As on the night I’d waited for him to take my vein, time stretched out to infinity while Matthew wrestled with himself. Now, as then, I could do nothing to speed the process or help him choose life over death. He had to grab hope’s fragile thread without any help from me.
“I don’t know,” he finally admitted. “Once I knew that love between a vampire and a witch was wrong. I was sure the four species were distinct. I accepted the deaths of witches if it meant that vampires and daemons survived.” Though his pupils still eclipsed his eyes, a bright sliver of green appeared. “I told myself that the madness among daemons and the weaknesses among vampires were relatively recent developments, but now that I see Louisa and Kit . . .”

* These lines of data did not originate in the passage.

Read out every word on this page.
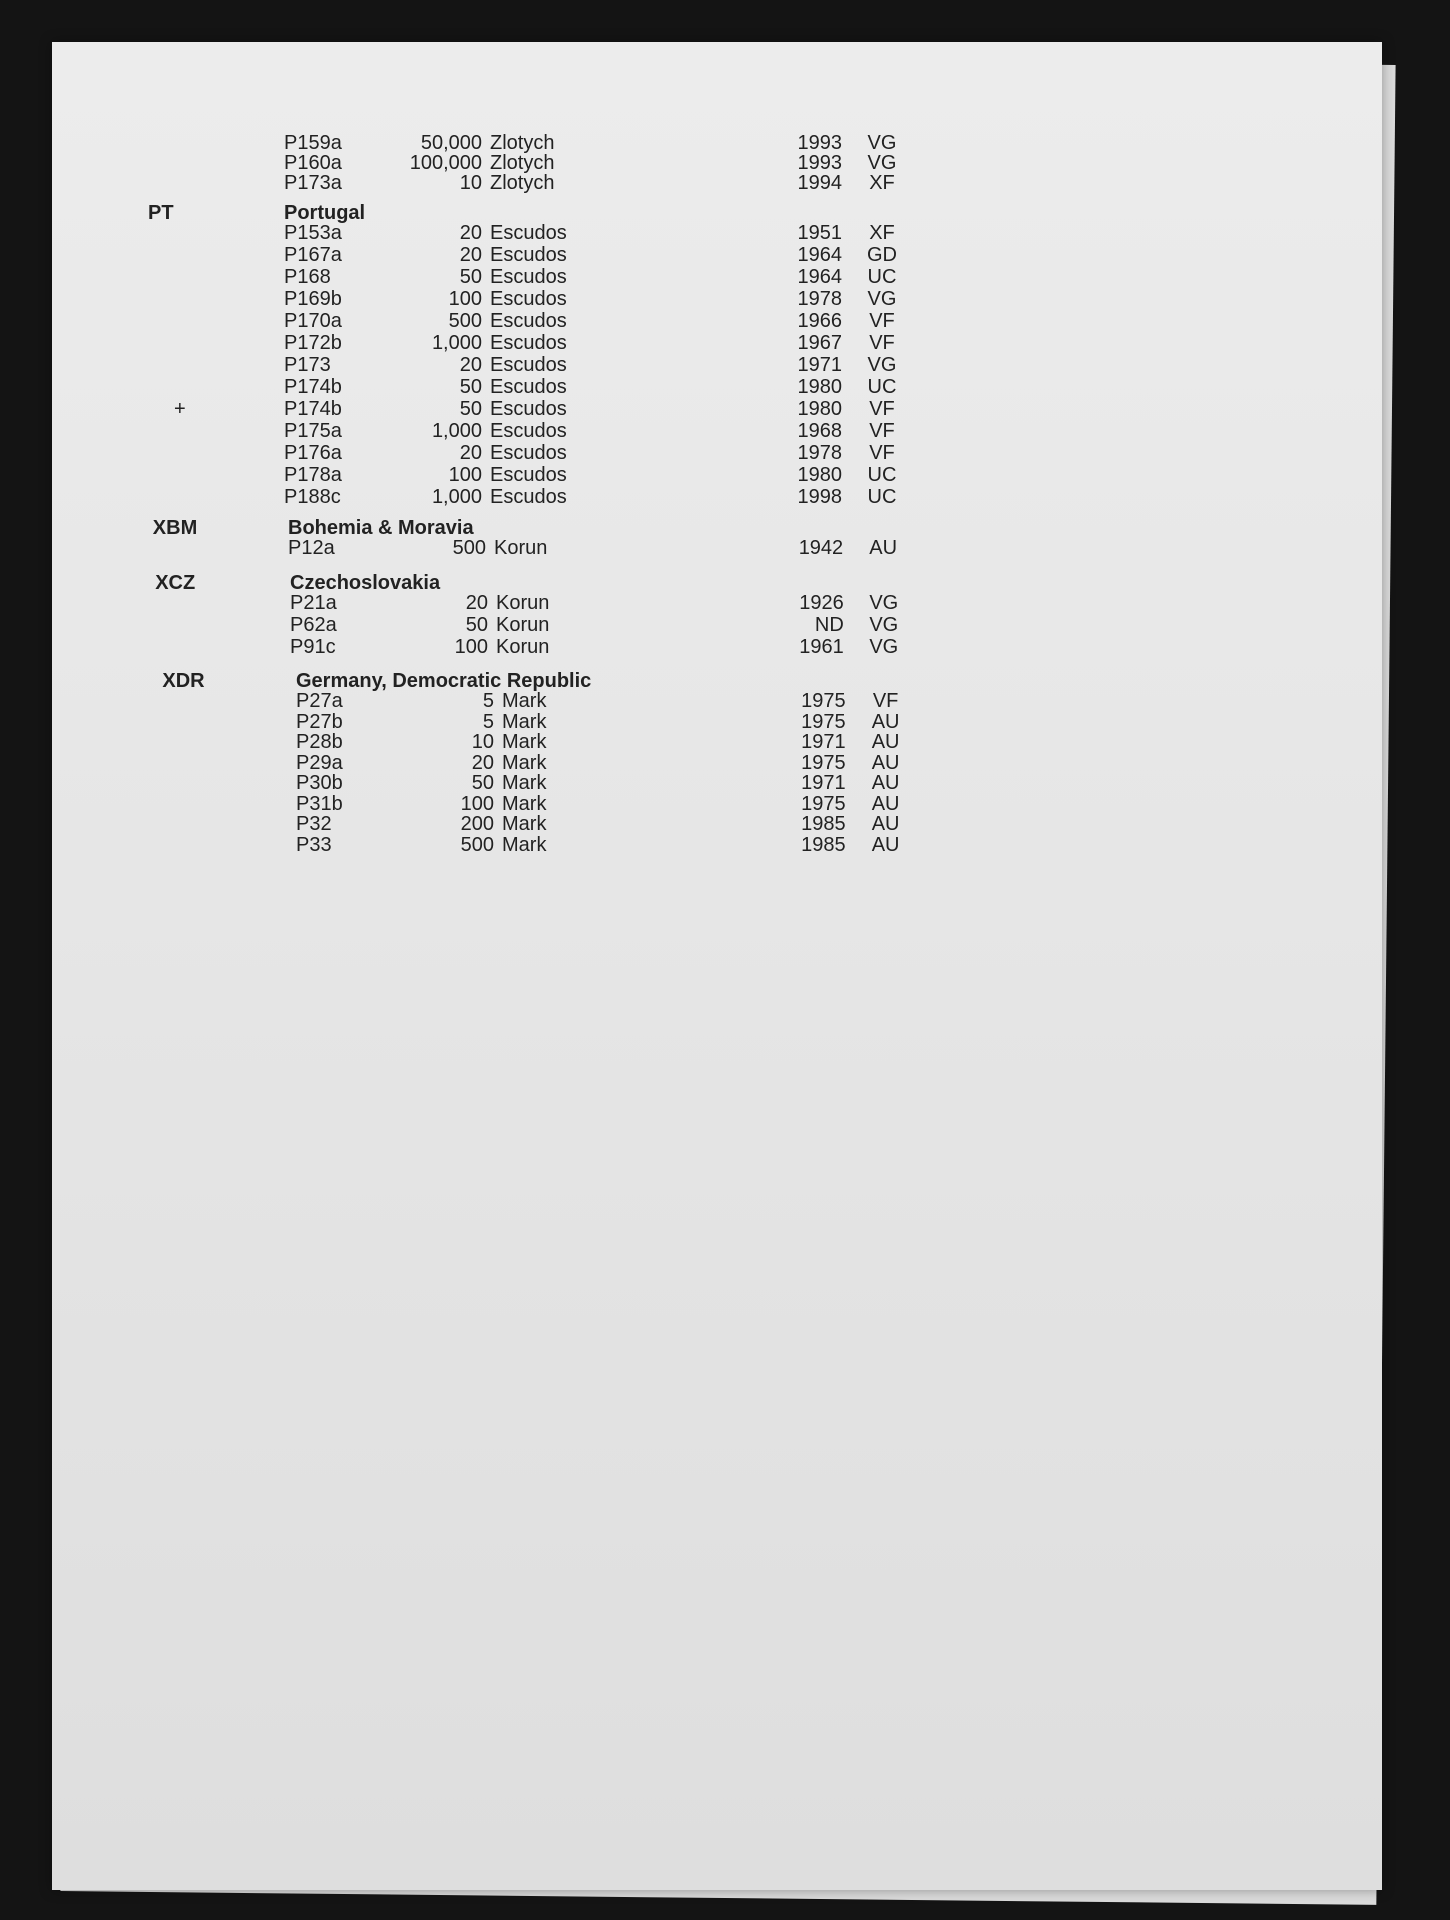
P159a	50,000 Zlotych	1993	VG
P160a	100,000 Zlotych	1993	VG
P173a	10 Zlotych	1994	XF
PT	Portugal
P153a	20 Escudos	1951	XF
P167a	20 Escudos	1964	GD
P168	50 Escudos	1964	UC
P169b	100 Escudos	1978	VG
P170a	500 Escudos	1966	VF
P172b	1,000 Escudos	1967	VF
P173	20 Escudos	1971	VG
P174b	50 Escudos	1980	UC
+	P174b	50 Escudos	1980	VF
P175a	1,000 Escudos	1968	VF
P176a	20 Escudos	1978	VF
P178a	100 Escudos	1980	UC
P188c	1,000 Escudos	1998	UC
XBM	Bohemia & Moravia
P12a	500 Korun	1942	AU
XCZ	Czechoslovakia
P21a	20 Korun	1926	VG
P62a	50 Korun	ND	VG
P91c	100 Korun	1961	VG
XDR	Germany, Democratic Republic
P27a	5 Mark	1975	VF
P27b	5 Mark	1975	AU
P28b	10 Mark	1971	AU
P29a	20 Mark	1975	AU
P30b	50 Mark	1971	AU
P31b	100 Mark	1975	AU
P32	200 Mark	1985	AU
P33	500 Mark	1985	AU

“You don’t know.” I lowered my voice. “None of us do. It’s a frightening prospect. But we have to hope in the future, Matthew. I don’t want our children to be born under this same shadow, hating and fearing who they are.”
I waited for him to fight me further, but he remained silent.
“Let Gallowglass take responsibility for your sister. Allow Hubbard to take Kit. And try to forgive them.”
“Wearhs do not forgive as easily as warmbloods do,” Gallowglass said gruffly. “You cannot ask that of him.”
“Matthew asked it of you,” I pointed out.
“Aye, and I told him the best he could hope for was that I might, in time, forget. Don’t demand more from Matthew than he can give, Auntie. He is his own worst rack master, and he needs no assistance from you.” Gallowglass’s voice held a warning.
“I would like to forget, witch,” Louisa said primly, as if she were making a simple choice of fabric for a new gown. She waved her hand in the air. “All of this. Use your magic and make these horrible dreams go away.”